What was the point of the Great Bed of Ware?

quartidi, the 24th of Prairial, Year CCXXXI
Yellow bedstraw from Transylvania. Photo by Țetcu Mircea Rareș.

Good morning. Today is quartidi, the 24th of Prairial, Year CCXXXI. We celebrate le caille-lait, a very common swamp herb that once was used to stuff mattresses.

💡
Bedstraw is the nicest name for this widespread plant. You almost get the feeling that people aren't too fond of it. The French name directly translates as "quail milk," a designation I find it best not to think too hard about. Common names in English include catchweed, grip grass, stickwily, cleavers, and burr weed. The plant's propensity to make sappy little stickers that grip to animal fur, socks, pants, shoes ... just thinking about it makes me want to bust out a broom. 

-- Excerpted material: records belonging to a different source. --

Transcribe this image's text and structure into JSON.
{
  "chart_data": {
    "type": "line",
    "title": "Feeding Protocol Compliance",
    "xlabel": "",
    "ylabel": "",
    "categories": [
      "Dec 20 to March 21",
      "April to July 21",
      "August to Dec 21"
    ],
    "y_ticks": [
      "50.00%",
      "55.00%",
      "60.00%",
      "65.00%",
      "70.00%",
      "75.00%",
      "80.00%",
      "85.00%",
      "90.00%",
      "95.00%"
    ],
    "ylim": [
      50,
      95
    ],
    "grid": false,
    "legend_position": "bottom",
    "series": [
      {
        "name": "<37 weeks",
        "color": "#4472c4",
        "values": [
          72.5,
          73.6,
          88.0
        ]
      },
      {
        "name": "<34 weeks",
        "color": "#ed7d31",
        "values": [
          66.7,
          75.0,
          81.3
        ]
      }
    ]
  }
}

There once was a bed so large, 26 butchers and their wives spent the night in it. So goes the tale of the Great Bed of Ware, which still exists – lovingly tucked into a corner of the Victoria & Albert Museum in London – and is still astoundingly large. While a king-sized bed is roughly 80 inches square (depending on whether or not it's a "California" king), the Great Bed of Ware measures 120 inches wide and 132 inches long, essentially a king with a twin-sized bed tacked onto one side and then, for reasons nobody can fathom, another full-sized bed bolted sideways onto the foot.